Es gebe auch wunderbares Alternativtraining, erzählte Ringer am Montag fröhlich, zu Rad, zu Wasser, auf dem Cross-Trainer (perfekt zum Filmeschauen!). Die tiefere Erkenntnis daraus war wohl, dass man nicht immer viel und hart laufen muss, um schnell Marathon zu laufen. Und dass Ringer dieses Puzzle, an dem selbst Großmeister oft verzweifeln, so gut durchschaut hat, dass er sich für Olympia 2024 eine Platzierung unter den Top acht vornimmt. "Im Marathon ist alles möglich", sagte er am Montag, wissend, dass er gerade das beste Belegexemplar eingereicht hatte.
So erzählte dieser EM-Auftakt auch wieder von den vielen Königswegen, die in der Leichtathletik zum Ziel führen. Da ist Johannes Motschmann, ein Magdeburger, der mit einem Sport-Stipendium Psychologie in New York sowie Medizin in Bochum studiert; der sich nebenbei dem Marathon-Team des SSC Berlin anschloss, wo sie den 27-Jährigen von einem mäßigen Hindernisläufer zu einem Langstreckenkönner ausbildeten. Da ist Amanal Petros, der als 16-Jähriger aus Äthiopien nach Deutschland floh, nach wie vor nicht weiß, wie es seiner Familie in der Bürgerkriegsregion Tigray geht; der zuletzt zum deutschen Marathon-Rekordhalter aufstieg und am Montag sogar die Muße hatte, sich zum kämpfenden Ringer zurückfallen zu lassen, um diesem Mut zuzusprechen - was ihn wohl die Einzelmedaille kostete.
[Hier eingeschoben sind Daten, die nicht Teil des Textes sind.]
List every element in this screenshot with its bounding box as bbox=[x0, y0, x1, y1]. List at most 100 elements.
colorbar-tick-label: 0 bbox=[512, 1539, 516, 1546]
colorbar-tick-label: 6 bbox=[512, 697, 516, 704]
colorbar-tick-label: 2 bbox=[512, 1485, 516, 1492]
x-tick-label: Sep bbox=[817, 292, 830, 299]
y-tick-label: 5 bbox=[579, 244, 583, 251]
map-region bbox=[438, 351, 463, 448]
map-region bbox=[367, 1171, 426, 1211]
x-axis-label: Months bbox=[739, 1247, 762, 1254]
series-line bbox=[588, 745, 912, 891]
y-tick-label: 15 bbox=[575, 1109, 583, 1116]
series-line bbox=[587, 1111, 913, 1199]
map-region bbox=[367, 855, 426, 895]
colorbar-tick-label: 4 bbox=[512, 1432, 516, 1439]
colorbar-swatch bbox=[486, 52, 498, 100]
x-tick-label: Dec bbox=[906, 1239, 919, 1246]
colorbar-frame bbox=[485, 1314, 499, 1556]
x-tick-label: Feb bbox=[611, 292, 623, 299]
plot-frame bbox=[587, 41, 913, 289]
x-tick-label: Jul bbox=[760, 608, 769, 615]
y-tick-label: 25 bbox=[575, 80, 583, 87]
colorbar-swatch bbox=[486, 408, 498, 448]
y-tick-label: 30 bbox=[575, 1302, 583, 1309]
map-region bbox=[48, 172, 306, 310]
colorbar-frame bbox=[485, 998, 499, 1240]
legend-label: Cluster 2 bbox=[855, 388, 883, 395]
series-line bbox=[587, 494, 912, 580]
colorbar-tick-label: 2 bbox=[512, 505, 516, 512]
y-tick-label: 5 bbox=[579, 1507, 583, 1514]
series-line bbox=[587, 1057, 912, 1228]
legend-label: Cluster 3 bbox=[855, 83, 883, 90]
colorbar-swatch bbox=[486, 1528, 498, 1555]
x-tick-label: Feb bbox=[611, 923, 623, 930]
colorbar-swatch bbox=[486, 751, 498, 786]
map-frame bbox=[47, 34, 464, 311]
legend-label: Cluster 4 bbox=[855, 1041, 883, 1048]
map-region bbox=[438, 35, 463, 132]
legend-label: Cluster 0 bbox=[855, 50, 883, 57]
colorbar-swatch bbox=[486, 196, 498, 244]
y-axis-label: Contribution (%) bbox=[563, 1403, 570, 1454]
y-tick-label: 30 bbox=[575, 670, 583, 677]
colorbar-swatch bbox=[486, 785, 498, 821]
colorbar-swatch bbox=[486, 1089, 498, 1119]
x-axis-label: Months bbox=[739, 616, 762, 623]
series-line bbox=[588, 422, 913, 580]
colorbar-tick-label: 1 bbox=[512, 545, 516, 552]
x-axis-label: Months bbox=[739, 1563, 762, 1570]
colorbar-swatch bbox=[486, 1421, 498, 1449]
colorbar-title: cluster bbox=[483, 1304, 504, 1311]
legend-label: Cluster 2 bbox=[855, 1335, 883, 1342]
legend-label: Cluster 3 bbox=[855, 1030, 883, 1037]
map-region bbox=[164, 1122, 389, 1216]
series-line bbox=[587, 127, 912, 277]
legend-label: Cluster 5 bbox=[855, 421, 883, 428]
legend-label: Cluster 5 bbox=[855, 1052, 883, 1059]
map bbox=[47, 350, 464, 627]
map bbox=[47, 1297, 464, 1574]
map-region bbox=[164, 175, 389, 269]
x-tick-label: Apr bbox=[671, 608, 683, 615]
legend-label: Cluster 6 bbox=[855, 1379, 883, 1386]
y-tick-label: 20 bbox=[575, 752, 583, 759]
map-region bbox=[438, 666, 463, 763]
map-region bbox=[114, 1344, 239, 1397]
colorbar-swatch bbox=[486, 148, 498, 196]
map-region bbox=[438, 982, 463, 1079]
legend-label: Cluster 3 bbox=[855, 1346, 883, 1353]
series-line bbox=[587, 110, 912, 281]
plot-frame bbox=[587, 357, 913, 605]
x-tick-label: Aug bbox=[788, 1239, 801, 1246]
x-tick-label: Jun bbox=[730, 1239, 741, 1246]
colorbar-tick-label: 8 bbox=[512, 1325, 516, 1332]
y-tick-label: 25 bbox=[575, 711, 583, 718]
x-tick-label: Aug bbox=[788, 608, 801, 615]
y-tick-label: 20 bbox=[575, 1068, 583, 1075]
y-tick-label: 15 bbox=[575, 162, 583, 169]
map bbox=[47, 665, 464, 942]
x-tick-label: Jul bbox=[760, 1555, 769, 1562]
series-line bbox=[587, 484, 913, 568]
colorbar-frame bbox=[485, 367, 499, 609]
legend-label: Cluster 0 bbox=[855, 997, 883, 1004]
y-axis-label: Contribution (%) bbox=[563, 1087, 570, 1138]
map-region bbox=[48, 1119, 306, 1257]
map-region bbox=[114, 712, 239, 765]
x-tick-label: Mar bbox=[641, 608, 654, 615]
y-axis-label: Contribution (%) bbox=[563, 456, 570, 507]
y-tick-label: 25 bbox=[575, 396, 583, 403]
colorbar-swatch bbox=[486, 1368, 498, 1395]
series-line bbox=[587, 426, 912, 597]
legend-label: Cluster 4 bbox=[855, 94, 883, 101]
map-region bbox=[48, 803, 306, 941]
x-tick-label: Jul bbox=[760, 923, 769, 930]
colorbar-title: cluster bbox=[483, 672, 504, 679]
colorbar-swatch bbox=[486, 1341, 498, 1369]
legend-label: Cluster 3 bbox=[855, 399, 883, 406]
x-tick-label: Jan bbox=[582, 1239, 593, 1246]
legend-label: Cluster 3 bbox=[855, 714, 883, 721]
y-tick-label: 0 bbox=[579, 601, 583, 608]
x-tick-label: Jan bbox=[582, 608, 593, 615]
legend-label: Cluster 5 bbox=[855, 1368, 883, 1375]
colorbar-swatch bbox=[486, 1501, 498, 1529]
Da ist Deborah Schöneborn, am Montag Zehnte in 2:30:35 Stunden, mit ihrer Schwester Rabea ein weiteres Gesicht des Berliner Profiteams - das auch davon erzählt, weshalb es zuletzt viele Talente in Deutschland in die Marathon-Spitze zog. Da ist Domenika Mayer, 31, eine Teilzeit-Polizeibeamtin und Vollzeit-Mutter, die in Regensburg vom Trainer Kurt Ring Richtung Marathon gelenkt wurde - wobei ihnen auch die mittlerweile längeren Qualifikationszeiträume für Großevents halfen - und die nun, im zweiten Marathon, zur Nummer sechs in Europa aufstieg (2:29:21).
Und natürlich ist da Miriam Dattke, die als 17-Jährige im Leistungszentrum in Berlin schon so verschlissen wurde, dass sie fast mit dem Laufen aufhören wollte, ehe sie unter Ring in Regensburg behutsam an die Langstrecke herangeführt wurde. Und die jetzt, mit 24 Jahren, in ihrem zweiten vollen Marathon das Feld der Favoritinnen so sehr aufwühlte, dass sie beinahe mit einer Einzelmedaille belohnt wurde. Am Ende trug sie dafür etwas mit sich, das fast noch wertvoller erschien: "Es hat mich auch darin bestärkt, dass es genau das ist, was ich machen möchte", sagte sie. "Es ist einfach schön, wenn es auch Spaß macht."
Bis auf die letzten 300 Meter vielleicht.